Hindun binti Abi Umayyah (Umm Salama)
Kehidupan & Garis Keturunan Umm Salama
Beliau adalah Hind binti Abi Umayya ibn al-Mughira ibn al-Makhzumi, istri Abdullah ibn Abi Salama ibn Abd al-Asad al-Makhzumi, yang merupakan sepupu Nabi Muhammad (saw). Beliau melahirkan anak-anak bernama Umar, Salama, Zainab, dan Durrah. Umm Salama dan suaminya termasuk di antara umat Islam awal yang berhijrah ke Abyssinia dan kemudian ke Madinah. Abu Salama meninggal dunia akibat luka-luka yang diterima setelah Perang Uhud.

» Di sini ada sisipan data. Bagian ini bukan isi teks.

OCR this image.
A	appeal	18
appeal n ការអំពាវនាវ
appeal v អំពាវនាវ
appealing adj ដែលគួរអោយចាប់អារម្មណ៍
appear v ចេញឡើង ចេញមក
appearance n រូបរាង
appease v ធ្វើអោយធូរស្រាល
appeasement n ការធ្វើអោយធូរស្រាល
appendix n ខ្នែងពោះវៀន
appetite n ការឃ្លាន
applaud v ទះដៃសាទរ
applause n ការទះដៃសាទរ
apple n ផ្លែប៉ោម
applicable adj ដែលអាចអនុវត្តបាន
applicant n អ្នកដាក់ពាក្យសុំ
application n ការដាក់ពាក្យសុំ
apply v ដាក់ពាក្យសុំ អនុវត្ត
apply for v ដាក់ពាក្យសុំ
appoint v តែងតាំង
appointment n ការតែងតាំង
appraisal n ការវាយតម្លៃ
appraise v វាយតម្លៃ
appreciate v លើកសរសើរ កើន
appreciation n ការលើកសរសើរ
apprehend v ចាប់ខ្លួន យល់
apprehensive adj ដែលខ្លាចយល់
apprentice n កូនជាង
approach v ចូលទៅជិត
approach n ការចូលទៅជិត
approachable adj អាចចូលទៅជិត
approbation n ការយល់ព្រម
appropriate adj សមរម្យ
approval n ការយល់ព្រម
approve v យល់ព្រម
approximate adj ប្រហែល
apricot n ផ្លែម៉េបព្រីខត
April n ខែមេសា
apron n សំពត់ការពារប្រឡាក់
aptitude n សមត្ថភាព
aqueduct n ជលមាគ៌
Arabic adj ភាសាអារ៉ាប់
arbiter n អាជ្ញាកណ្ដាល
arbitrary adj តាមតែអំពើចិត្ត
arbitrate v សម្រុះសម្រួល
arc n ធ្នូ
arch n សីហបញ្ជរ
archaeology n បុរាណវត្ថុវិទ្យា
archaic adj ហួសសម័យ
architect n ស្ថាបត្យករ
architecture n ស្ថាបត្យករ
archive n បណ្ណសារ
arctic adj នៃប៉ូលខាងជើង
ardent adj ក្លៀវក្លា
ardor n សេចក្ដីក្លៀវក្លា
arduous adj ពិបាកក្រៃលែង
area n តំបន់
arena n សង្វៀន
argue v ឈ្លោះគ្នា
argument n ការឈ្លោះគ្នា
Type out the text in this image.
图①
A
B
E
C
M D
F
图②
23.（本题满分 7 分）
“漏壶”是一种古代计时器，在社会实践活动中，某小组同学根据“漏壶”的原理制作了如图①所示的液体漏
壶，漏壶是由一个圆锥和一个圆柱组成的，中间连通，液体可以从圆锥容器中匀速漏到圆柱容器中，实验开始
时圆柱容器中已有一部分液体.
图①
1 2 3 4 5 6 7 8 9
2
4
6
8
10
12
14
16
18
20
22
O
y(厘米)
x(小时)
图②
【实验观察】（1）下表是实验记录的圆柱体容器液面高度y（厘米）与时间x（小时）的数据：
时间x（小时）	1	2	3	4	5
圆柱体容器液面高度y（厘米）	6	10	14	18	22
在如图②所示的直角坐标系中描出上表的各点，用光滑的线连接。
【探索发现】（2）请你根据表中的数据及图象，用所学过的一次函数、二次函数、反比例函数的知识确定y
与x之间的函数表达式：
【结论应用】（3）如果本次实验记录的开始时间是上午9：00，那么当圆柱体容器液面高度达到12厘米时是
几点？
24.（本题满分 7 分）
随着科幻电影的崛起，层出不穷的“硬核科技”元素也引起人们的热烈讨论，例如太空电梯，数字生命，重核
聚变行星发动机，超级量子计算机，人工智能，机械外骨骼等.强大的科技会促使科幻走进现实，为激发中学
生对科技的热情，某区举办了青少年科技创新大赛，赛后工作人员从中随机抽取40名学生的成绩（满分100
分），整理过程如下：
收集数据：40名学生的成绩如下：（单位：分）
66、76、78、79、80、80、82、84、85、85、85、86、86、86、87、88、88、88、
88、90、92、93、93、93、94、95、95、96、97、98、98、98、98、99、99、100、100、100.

Selanjutnya, Nabi (saw) menikahinya, menjadikannya salah satu Ibu Para Mukminin.
Pernikahan ini diperintahkan oleh wahyu Ilahi, dan beliau menjadi salah satu istri terbaik untuk suami terbaik. Umm Salama termasuk di antara orang-orang awal yang memeluk Islam dan memiliki peran penting dalam kehidupan Nabi (saw). Beliau dikenal karena kebijaksanaan, penilaian yang tepat, dan perannya dalam pewahyuan sebuah ayat dalam Al-Quran (Surah Al-Ahzab, 33:35), yang mengakui status laki-laki dan perempuan Muslim, laki-laki dan perempuan yang beriman, laki-laki dan perempuan yang taat, serta laki-laki dan perempuan yang benar.
Karakteristik Umm Salama
Umm Salama, Ibu Para Mukminin, adalah salah satu wanita yang dihormati Allah dengan kecantikan dan garis keturunan mulia, bersama dengan kebijaksanaan pikirannya dan kecintaannya pada fiqih. Ketika suaminya, Abu Salama (semoga Allah meridoinya), meninggal dunia, dan masa iddahnya selesai, Nabi Muhammad (saw) mengirimkan lamaran untuk menikahinya. Beliau mengungkapkan kekhawatirannya tentang rasa cemburu yang kuat dan ketakutannya untuk menimbulkan kerugian bagi Nabi, karena beliau adalah seorang janda dengan anak-anak, dan tidak ada wali laki-laki untuknya. Nabi menenangkannya bahwa rasa cemburunya akan hilang, Allah akan menjaga anak-anaknya, dan tidak akan ada kerabatnya yang menentang pernikahannya. Beliau pun menerima lamaran tersebut, sambil berkata, "Allah telah menggantikan saya dengan seseorang yang lebih baik daripada Abu Salama, yaitu Rasulullah (saw)".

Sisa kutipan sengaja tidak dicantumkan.